LM: At one point, you illustrate the life of a family sailing across the globe at the turn of the century. They face isolation, the rapid rate at which technology is developing, and other problems they fear will arise in the year 2000. The two sisters and their mother often mention the loneliness they feel while being on a boat away from home, and away from their family and friends. Was it intentional to have this storyline parallel that of the other characters’ lives, who are experiencing the pandemic unfold in the present-day? Was it a way of exploring the notion of isolation in two separate ways?
SN: Absolutely. I think part of what the novel is exploring is this notion of, in a pandemic situation, you’re afraid of contagion… are other people the problem or are they part of the solution?
LM: The book is quite meta. As the narrative unfolds, Owen, a character who wrote a novel called How to Avoid the Plague, watches as his book becomes a reality. At times, he and other characters feel as though they cannot differentiate the real world from the fictional one. Do you ever find yourself identifying with these characters? Did you shape their experiences and actions based on how you, yourself, thought you might act in the given situation?

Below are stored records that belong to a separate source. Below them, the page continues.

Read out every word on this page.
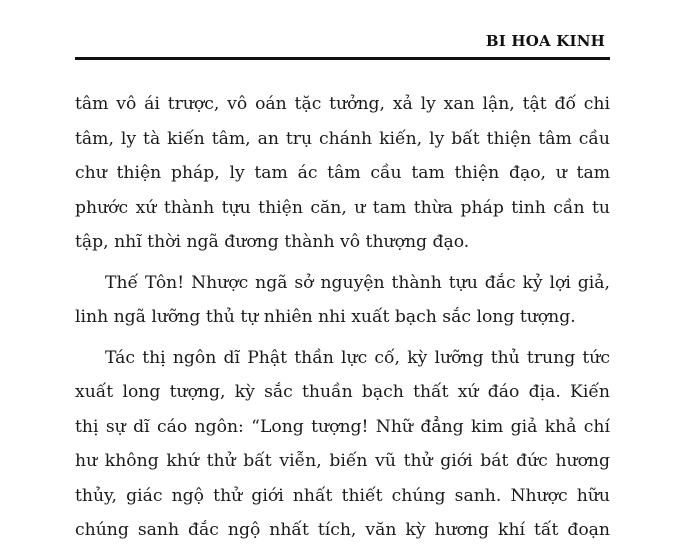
BI HOA KINH
tâm vô ái trược, vô oán tặc tưởng, xả ly xan lận, tật đố chi
tâm, ly tà kiến tâm, an trụ chánh kiến, ly bất thiện tâm cầu
chư thiện pháp, ly tam ác tâm cầu tam thiện đạo, ư tam
phước xứ thành tựu thiện căn, ư tam thừa pháp tinh cần tu
tập, nhĩ thời ngã đương thành vô thượng đạo.
Thế Tôn! Nhược ngã sở nguyện thành tựu đắc kỷ lợi giả,
linh ngã lưỡng thủ tự nhiên nhi xuất bạch sắc long tượng.
Tác thị ngôn dĩ Phật thần lực cố, kỳ lưỡng thủ trung tức
xuất long tượng, kỳ sắc thuần bạch thất xứ đáo địa. Kiến
thị sự dĩ cáo ngôn: “Long tượng! Nhữ đẳng kim giả khả chí
hư không khứ thử bất viễn, biến vũ thử giới bát đức hương
thủy, giác ngộ thử giới nhất thiết chúng sanh. Nhược hữu
chúng sanh đắc ngộ nhất tích, văn kỳ hương khí tất đoạn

SN: I think there’s probably a part of me in all the characters. Certainly, at the beginning of the crisis, I was really identifying with Sarah, a mother who is worried about her son’s safety and the best way to protect him, and her general uncertainty about the best course of action. Owen is extremely paranoid and extremely self-protective. [Because of his extensive research on diseases, Owen takes extreme measures to avoid the outside world, including buying a boat to live in and keep away from the crowds in New York City.] I think I almost, in not wanting to be like him, kind of reacted against it in not going out and super preparing the way that he does.
Overall, I probably identified the most with Emma, a musician who wants to connect to other people through her art and through her writing. Fiction is always this kind of imaginative exercise, right? Like, what would I do in this scenario? Or, what would I do if I were this other kind of person?